Mining and a Healthy Manitoba – What’s the Connection? 

Mining and a healthy Manitoba

The Manitoba provincial budget for 2023 allocates $7.9 billion for healthcare, an increase of about 9.2 per cent over last year. 

This increase highlights a growing need for new ways to support and fund what we love the most in Manitoba – our people, our environment, and our access to reliable health and social services.

That’s where the mining sector comes in. Manitoba’s mining industry currently contributes over $1 billion annually to the economy, helping fund essential services like healthcare, social programs, and education. However, with arguably more growth potential than any other business sector in Manitoba, a stronger and vibrant mining industry means the future looks healthy indeed. 
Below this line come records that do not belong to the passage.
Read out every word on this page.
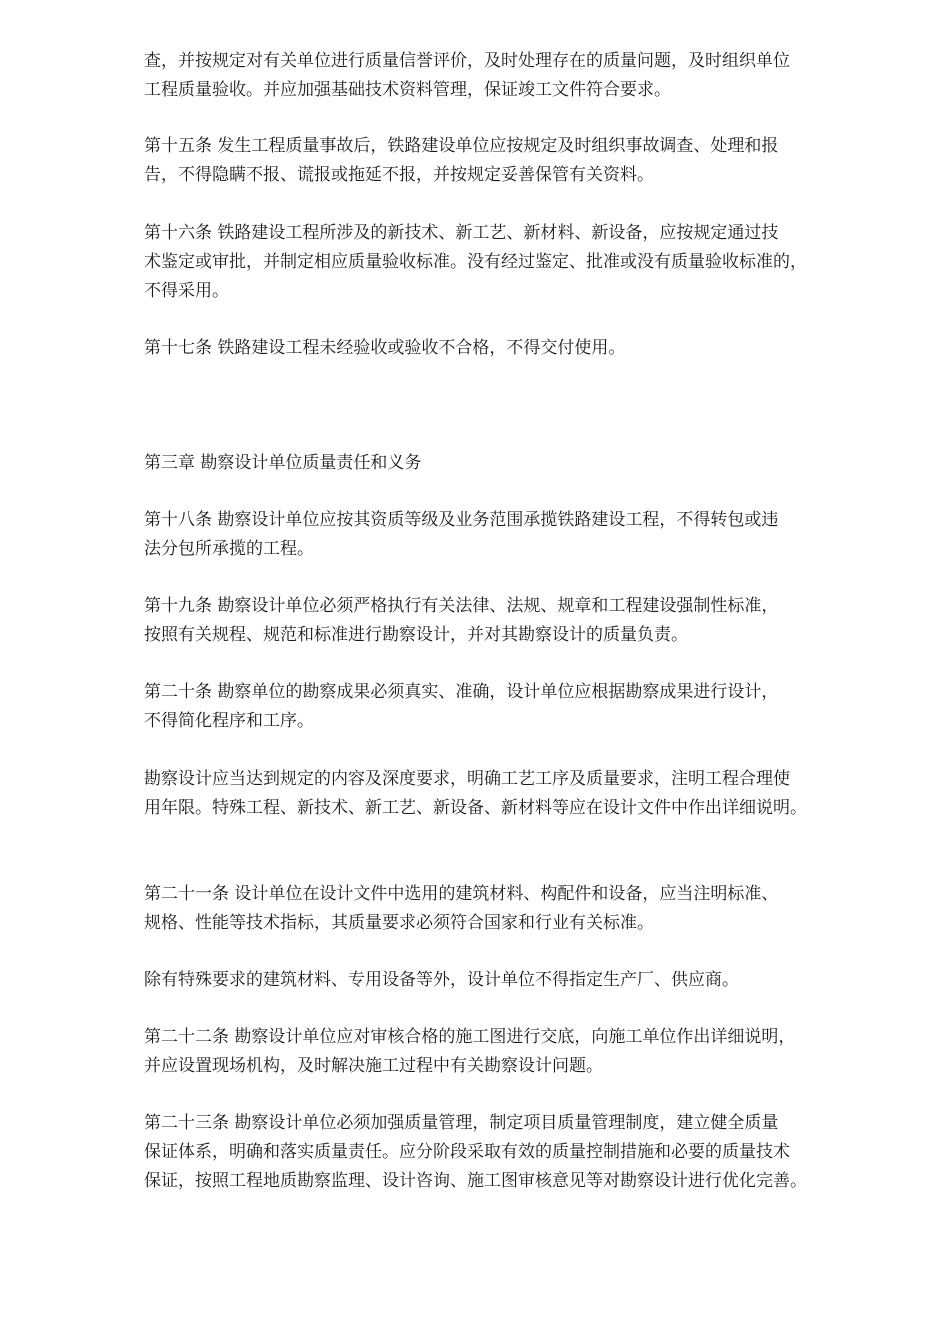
查，并按规定对有关单位进行质量信誉评价，及时处理存在的质量问题，及时组织单位
工程质量验收。并应加强基础技术资料管理，保证竣工文件符合要求。
第十五条 发生工程质量事故后，铁路建设单位应按规定及时组织事故调查、处理和报
告，不得隐瞒不报、谎报或拖延不报，并按规定妥善保管有关资料。
第十六条 铁路建设工程所涉及的新技术、新工艺、新材料、新设备，应按规定通过技
术鉴定或审批，并制定相应质量验收标准。没有经过鉴定、批准或没有质量验收标准的，
不得采用。
第十七条 铁路建设工程未经验收或验收不合格，不得交付使用。
第三章 勘察设计单位质量责任和义务
第十八条 勘察设计单位应按其资质等级及业务范围承揽铁路建设工程，不得转包或违
法分包所承揽的工程。
第十九条 勘察设计单位必须严格执行有关法律、法规、规章和工程建设强制性标准，
按照有关规程、规范和标准进行勘察设计，并对其勘察设计的质量负责。
第二十条 勘察单位的勘察成果必须真实、准确，设计单位应根据勘察成果进行设计，
不得简化程序和工序。
勘察设计应当达到规定的内容及深度要求，明确工艺工序及质量要求，注明工程合理使
用年限。特殊工程、新技术、新工艺、新设备、新材料等应在设计文件中作出详细说明。
第二十一条 设计单位在设计文件中选用的建筑材料、构配件和设备，应当注明标准、
规格、性能等技术指标，其质量要求必须符合国家和行业有关标准。
除有特殊要求的建筑材料、专用设备等外，设计单位不得指定生产厂、供应商。
第二十二条 勘察设计单位应对审核合格的施工图进行交底，向施工单位作出详细说明，
并应设置现场机构，及时解决施工过程中有关勘察设计问题。
第二十三条 勘察设计单位必须加强质量管理，制定项目质量管理制度，建立健全质量
保证体系，明确和落实质量责任。应分阶段采取有效的质量控制措施和必要的质量技术
保证，按照工程地质勘察监理、设计咨询、施工图审核意见等对勘察设计进行优化完善。
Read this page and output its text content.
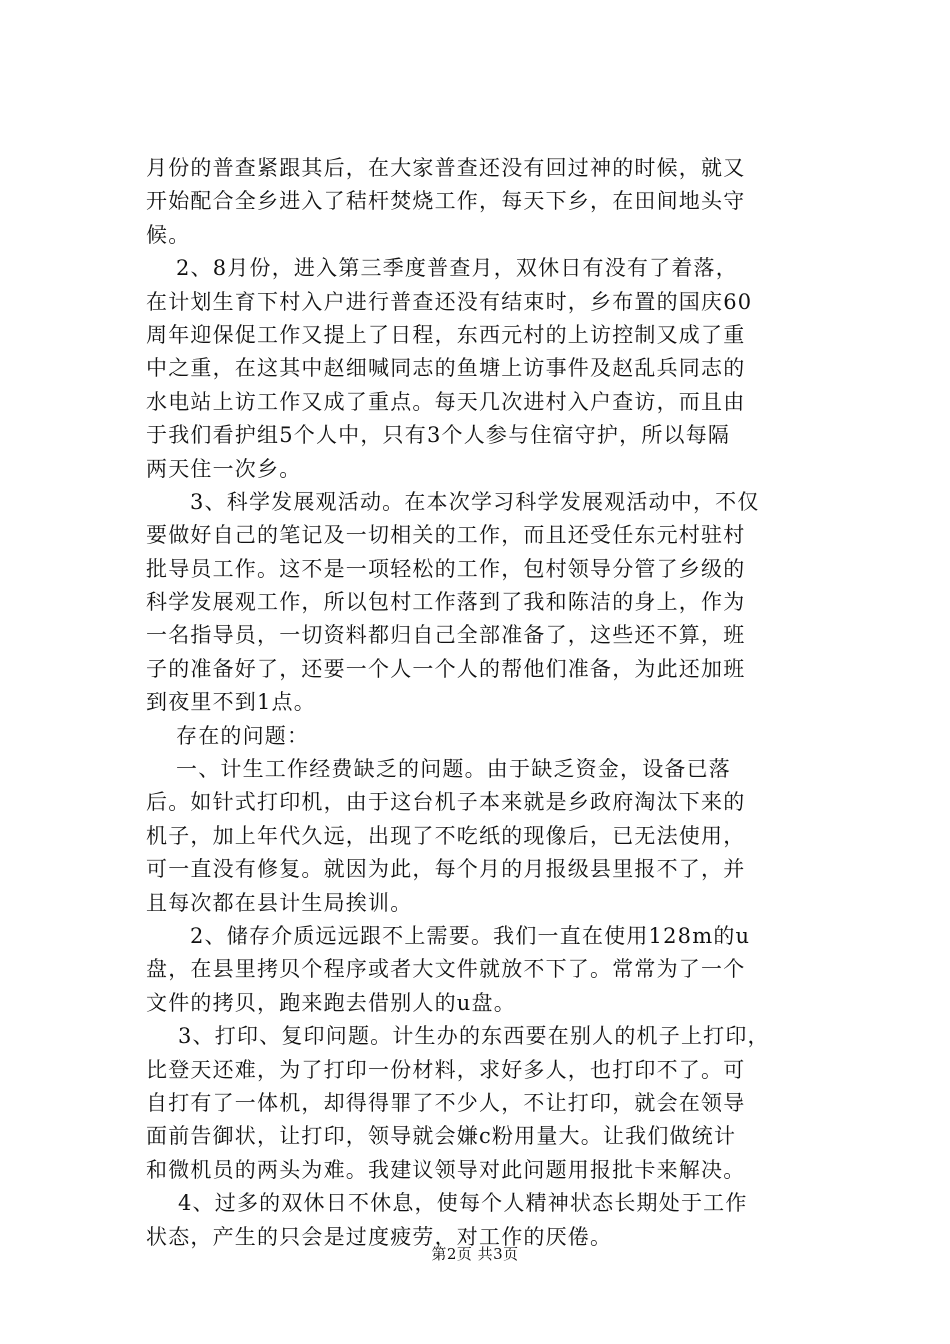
月份的普查紧跟其后，在大家普查还没有回过神的时候，就又
开始配合全乡进入了秸杆焚烧工作，每天下乡，在田间地头守
候。
2、8月份，进入第三季度普查月，双休日有没有了着落，
在计划生育下村入户进行普查还没有结束时，乡布置的国庆60
周年迎保促工作又提上了日程，东西元村的上访控制又成了重
中之重，在这其中赵细喊同志的鱼塘上访事件及赵乱兵同志的
水电站上访工作又成了重点。每天几次进村入户查访，而且由
于我们看护组5个人中，只有3个人参与住宿守护，所以每隔
两天住一次乡。
3、科学发展观活动。在本次学习科学发展观活动中，不仅
要做好自己的笔记及一切相关的工作，而且还受任东元村驻村
批导员工作。这不是一项轻松的工作，包村领导分管了乡级的
科学发展观工作，所以包村工作落到了我和陈洁的身上，作为
一名指导员，一切资料都归自己全部准备了，这些还不算，班
子的准备好了，还要一个人一个人的帮他们准备，为此还加班
到夜里不到1点。
存在的问题：
一、计生工作经费缺乏的问题。由于缺乏资金，设备已落
后。如针式打印机，由于这台机子本来就是乡政府淘汰下来的
机子，加上年代久远，出现了不吃纸的现像后，已无法使用，
可一直没有修复。就因为此，每个月的月报级县里报不了，并
且每次都在县计生局挨训。
2、储存介质远远跟不上需要。我们一直在使用128m的u
盘，在县里拷贝个程序或者大文件就放不下了。常常为了一个
文件的拷贝，跑来跑去借别人的u盘。
3、打印、复印问题。计生办的东西要在别人的机子上打印，
比登天还难，为了打印一份材料，求好多人，也打印不了。可
自打有了一体机，却得得罪了不少人，不让打印，就会在领导
面前告御状，让打印，领导就会嫌c粉用量大。让我们做统计
和微机员的两头为难。我建议领导对此问题用报批卡来解决。
4、过多的双休日不休息，使每个人精神状态长期处于工作
状态，产生的只会是过度疲劳，对工作的厌倦。
第2页 共3页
Manitoba’s health depends on critical minerals and metals

“Minerals are needed for everything,” says Stacy Kennedy, President of the Mining Association of Manitoba Inc. (MAMI) and Director of Manitoba Operations for Vale in Thompson. She points to advancements in medicine that are a result of many of the critical minerals Manitoba holds. “There’s much more to it than meets the eye.”

Zinc is used for medical interventions to boost the immune system. Titanium is used for surgical devices and implants. Lithium is a prescribed medication for mental illness and an ingredient in diabetes medications. It is also an important component for the batteries that power critical technologies like pacemakers, dialysis machines, and air purification systems. From medical tools to nutritional supplements, minerals play an important role in healthcare.

Joey Champagne, Operations Director of Tantalum Mining Corporation of Canada Ltd. (TANCO), explains how the mining sector helps fund Manitoba. “The mining industry itself brings a lot of jobs and investment and that obviously results in growth for our economy. And with every dollar that we’re spending on employees and the taxes that come back with them, ultimately that’s going into the development of roadways, funding healthcare, building new schools, you name it.” 

Champagne goes on to describe how taxation of the mining sector takes this a step further. “Mining has a very specific tax jurisdiction as well.” He is referring to the Manitoba Mining Tax, which applies to all operators engaged in mining and/or processing minerals in the province.  “All of that is bettering Manitoba,” he says. “The dollars that come back from the mining industry get used in so many different aspects of our lives.” 

Manitoba’s growth potential relies on the fact that the province is home to 29 of the 31 critical minerals Canada has identified as essential to global economic security and stability. Kennedy says the province is blessed with rich mineral deposits, many of which have yet to be explored. “We are very much positioned to be a great province to invest in and to continue contributing to the economy of the province and of the country,” she says. 

Mining directly impacts the communities where mining happens, but it’s success benefits all of us across the province. It’s through the development and growth of related industries in technology and manufacturing, job creation both inside and outside the mining camps, and the growth in communities through local businesses, housing, education, and service delivery that all contribute to the tax base and overall growth throughout the province. It’s this revenue that funds the increasing costs of healthcare, education and social services. 

A 2019 Stats Canada report stated, “Mining has the potential to create thousands of new, long-lasting, rewarding, high-quality jobs and careers for young people all over Manitoba as electricians, builders, geologists, safety officers, etc. with wages double the provincial average.”

Champagne speaks to how this contributes to the overall health and prosperity of the communities and Manitoba. “You’re seeing a lot more jobs created, not only directly at the mine sites, but indirectly with suppliers, the surrounding communities, all the way to the grocery stores and mom-and-pop shops that usually are adjacent to the mines and the township.” 

Environmental health also key

The health of the community goes one step further with Manitoba having some of the toughest regulatory standards – both environmental and safety – in the world covering all aspects of mining operations from exploration to processing, progressive waste management treatment and more. The health and safety of workers in the mines is also paramount. 

Jack Winram, Executive Director for the Manitoba Environmental Industries Association, weighs in on some of the steps the mining industry is taking to be more environmentally sustainable. “First Nation’s community involvement, where that local community is having a say in the development of the mining sector, I think is very important because they know better than anyone about the impacts on the environment. 

He adds that advances in technology are another way that the “health” of mining’s future extends to the environment. “They (the mining industry) are ahead of the curve in terms of technology for using electrification as a way to improve their carbon footprint and their sustainability in the long term. There’s also manufacturers here in Manitoba who are involved in electrification of that machinery. I think it’s a win-win for Manitoba, using our latest technology and our latest sustainability tactics and policies and procedures to make sure that it gets done right.”